Funérailles d'hiver
Funérailles d'hiver

Spectacle du collectif des Artisans (69) au théâtre de l’Uchronie

 

Auteur : Hanokh LEVIN

Comédiens : Arno LEON, Lise GILLET, Thibault SCHREVELLE, Estelle RUFFIN, Loïs VIAL, Victor BREDA

Mise en scène : Arno LEON

Type de public : Tout public, à partir de 10 ans

Genre : Théâtre

Durée : 1h15

 

Les "funérailles d’hiver", un spectacle tout jeune qui fait ses premières dates au théâtre de l’Uchronie à Lyon, est un grand road-trip qui suit les aventures du jeune Latshek dont la mère vient de mourir. Avant qu’elle ne meure, une promesse : celle de rassembler à son enterrement les seuls parents qui lui restent. Ladite famille de son côté, préparant un mariage, fait tout pour éviter d’apprendre la nouvelle du décès, craignant de devoir annuler les noces, qui évidemment tombent le même jour que les funérailles.

 

S’amorce alors une longue poursuite, avec d’un côté le jeune homme désespéré et bien résolu à tenir sa promesse, et de l’autre les parents des deux mariés, qui de catastrophe en catastrophe, tentent tant bien que mal d’éviter d’annuler la cérémonie.

La force de la proposition tient à sa grande vitalité. La théâtralité qui advient au plateau est celle de la composition : les figures de chaque personnage sont très dessinées, caricaturales mêmes parfois, mais les comédien.es portent avec plaisir et engagement les rôles. La grande énergie déployée dans le déroulé de l’intrigue, qui ne fait que se décliner tout du long dans de multiples péripéties à chaque fois plus absurdes, permet d’installer un fil dramatique clair et en mouvement.

Ceci dit, souvent, cette efficacité fonctionne un peu à vide : rapidement on comprend comment cette fuite en avant déplace toujours l’intrigue. Le mécanisme compris, la forme commence à faire écran : ce qui advient au plateau finit par n’être qu’une nouvelle déclinaison du même schéma.

Le traitement de toutes ces péripéties vient quand même s’inscrire dans une sorte de gradation : pour échapper au cousin, la famille commence par se cacher sur la plage, elle finira au sommet de l’Himalaya.  

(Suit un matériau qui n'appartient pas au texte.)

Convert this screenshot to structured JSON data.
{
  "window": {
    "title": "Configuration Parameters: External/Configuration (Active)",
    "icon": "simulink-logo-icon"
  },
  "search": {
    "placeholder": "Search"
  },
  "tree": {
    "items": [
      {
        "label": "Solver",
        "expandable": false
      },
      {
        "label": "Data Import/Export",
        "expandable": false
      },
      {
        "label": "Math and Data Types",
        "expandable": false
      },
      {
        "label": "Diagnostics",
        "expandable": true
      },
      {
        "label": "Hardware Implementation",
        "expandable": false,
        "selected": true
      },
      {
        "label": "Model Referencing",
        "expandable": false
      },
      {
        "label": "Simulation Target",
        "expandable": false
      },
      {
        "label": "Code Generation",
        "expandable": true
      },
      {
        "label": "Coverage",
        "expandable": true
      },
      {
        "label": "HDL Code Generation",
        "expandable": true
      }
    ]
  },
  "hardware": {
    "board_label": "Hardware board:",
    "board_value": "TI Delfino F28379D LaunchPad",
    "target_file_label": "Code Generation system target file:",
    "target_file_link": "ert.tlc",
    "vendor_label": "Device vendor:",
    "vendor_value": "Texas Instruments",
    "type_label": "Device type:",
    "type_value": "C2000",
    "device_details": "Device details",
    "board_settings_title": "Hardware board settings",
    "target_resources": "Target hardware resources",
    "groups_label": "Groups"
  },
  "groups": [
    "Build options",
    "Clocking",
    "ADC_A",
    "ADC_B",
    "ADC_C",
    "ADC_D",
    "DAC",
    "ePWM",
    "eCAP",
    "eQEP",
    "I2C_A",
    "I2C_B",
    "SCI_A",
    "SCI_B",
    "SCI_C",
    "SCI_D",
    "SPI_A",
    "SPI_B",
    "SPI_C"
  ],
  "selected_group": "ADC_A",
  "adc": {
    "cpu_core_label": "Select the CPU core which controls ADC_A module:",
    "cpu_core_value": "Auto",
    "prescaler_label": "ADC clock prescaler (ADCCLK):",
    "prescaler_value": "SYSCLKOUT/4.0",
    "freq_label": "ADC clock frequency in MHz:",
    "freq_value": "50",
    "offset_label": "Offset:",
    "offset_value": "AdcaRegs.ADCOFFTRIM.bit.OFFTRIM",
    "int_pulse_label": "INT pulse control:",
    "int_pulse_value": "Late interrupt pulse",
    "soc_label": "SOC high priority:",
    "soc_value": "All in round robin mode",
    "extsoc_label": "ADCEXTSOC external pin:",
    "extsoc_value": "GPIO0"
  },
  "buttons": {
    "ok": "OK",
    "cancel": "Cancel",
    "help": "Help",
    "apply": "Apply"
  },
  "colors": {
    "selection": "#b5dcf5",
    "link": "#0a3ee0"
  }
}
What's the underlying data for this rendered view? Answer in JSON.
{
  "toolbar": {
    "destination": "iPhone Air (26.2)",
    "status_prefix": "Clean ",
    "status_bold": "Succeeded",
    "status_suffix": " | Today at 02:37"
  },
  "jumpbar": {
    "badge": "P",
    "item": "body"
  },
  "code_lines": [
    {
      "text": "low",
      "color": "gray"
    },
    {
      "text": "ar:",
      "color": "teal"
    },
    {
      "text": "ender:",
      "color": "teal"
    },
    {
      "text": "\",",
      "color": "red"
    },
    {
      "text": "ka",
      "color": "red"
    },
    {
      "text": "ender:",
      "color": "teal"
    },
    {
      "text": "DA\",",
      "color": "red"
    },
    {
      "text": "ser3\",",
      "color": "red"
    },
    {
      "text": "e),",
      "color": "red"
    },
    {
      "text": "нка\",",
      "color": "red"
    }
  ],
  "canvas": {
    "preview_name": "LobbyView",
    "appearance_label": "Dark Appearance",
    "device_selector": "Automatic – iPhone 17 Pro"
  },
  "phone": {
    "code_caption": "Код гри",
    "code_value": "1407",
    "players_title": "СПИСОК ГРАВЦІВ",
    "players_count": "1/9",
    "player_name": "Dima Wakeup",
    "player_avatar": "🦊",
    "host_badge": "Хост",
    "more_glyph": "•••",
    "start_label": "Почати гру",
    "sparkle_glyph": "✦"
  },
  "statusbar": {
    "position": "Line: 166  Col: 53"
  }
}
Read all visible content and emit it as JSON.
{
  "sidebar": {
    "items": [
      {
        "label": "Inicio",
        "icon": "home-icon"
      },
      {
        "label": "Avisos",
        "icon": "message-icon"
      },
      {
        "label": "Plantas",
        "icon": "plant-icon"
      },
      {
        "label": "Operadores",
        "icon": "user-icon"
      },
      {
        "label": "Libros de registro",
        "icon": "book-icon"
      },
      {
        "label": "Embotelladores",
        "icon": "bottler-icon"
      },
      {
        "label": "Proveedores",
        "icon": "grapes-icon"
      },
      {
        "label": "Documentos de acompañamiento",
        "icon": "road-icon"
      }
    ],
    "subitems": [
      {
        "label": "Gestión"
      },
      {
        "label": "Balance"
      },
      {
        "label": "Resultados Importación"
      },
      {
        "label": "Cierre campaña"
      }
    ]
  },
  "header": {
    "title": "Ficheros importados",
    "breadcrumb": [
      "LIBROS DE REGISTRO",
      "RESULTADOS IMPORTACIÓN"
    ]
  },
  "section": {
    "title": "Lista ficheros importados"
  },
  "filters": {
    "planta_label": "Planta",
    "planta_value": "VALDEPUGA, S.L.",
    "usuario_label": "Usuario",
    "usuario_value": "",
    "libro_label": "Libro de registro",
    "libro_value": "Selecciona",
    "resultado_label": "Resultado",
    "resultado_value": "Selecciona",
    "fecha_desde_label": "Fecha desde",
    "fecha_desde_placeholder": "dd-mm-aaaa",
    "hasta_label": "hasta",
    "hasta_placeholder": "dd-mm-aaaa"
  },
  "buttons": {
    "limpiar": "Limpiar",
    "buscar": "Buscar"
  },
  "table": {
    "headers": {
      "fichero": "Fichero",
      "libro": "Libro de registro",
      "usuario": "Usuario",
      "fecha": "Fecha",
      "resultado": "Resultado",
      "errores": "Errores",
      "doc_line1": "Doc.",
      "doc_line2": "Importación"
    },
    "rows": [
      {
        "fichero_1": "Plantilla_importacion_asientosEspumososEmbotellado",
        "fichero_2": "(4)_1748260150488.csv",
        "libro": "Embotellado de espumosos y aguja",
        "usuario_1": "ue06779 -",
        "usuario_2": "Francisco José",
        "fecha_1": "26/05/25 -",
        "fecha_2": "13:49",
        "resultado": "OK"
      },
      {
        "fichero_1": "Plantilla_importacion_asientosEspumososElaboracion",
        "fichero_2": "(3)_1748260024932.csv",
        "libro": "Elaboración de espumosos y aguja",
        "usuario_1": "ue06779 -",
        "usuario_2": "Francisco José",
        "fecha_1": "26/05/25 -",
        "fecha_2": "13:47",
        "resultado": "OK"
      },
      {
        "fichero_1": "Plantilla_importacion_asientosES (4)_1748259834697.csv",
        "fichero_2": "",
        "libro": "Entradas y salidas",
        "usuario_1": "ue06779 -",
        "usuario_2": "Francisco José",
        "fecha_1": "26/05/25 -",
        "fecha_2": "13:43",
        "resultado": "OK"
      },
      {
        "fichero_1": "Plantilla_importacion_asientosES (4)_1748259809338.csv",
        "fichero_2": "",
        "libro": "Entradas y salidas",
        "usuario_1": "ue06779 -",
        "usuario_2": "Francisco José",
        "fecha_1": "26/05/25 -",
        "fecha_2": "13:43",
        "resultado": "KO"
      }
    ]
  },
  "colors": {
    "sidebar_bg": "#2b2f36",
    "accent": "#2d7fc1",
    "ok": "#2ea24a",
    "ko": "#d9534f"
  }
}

Ce qui fait qu’au final on reste un peu à l’écart  du spectacle, c’est probablement parce que l’ensemble de la pièce est pris dans un même mouvement comique. La sensation qu’on a de l’écriture d’Hanokh Levin, c’est qu’elle semble proposer un regard plus complexe sur ces personnages, pris dans des contradictions internes qui sont un peu écrasées par la forme très composée des figures. De même, les positions sociales des familles au cœur de l’intrigue semblent venir travailler à un endroit de frottement qui n’apparaît qu’en filigrane dans la proposition. On sent tout au long de la forme une volonté d’épouser très fort la dimension comique du texte, mais comme rien n’est jamais vraiment pris à rebours, tous les signes au plateau finissent un peu par converger : le texte, l’énergie, la proposition de jeu, le choix de la théâtralité. Le fait que la dimension dramatique du texte ne soit pas davantage créditée, place la pièce plutôt à l’endroit du vaudeville – avec ces figures très bourgeoises et une théâtralité un peu typée – qu’à un endroit plus hybride, plus contrasté et cruel. Au plateau par exemple, l’humour potache se déploie de manière débridée ; mais on ne sent pas vraiment que cet aspect très premier degré soit vraiment pris dans un point de vue. La sensation parfois que les blagues sont faites un peu juste pour être faites (les histoires de pets, les blagues sur les nationalités…). C’est le sentiment finalement que cet humour pourrait être pris à un autre endroit qu’à travers le prisme du je ris ou je ne ris pas et venir dire quelque chose de plus précis et pertinent sur la situation concrète où se trouvent les personnages, sur le drame qu’ils vivent. Du coup, les blagues seraient énormes. Or elles sont traitées comme des blagues très banales ou quotidiennes.

Après ces premières dates au théâtre de l’Uchronie, la compagnie reprendra le spectacle au festival d’Avignon.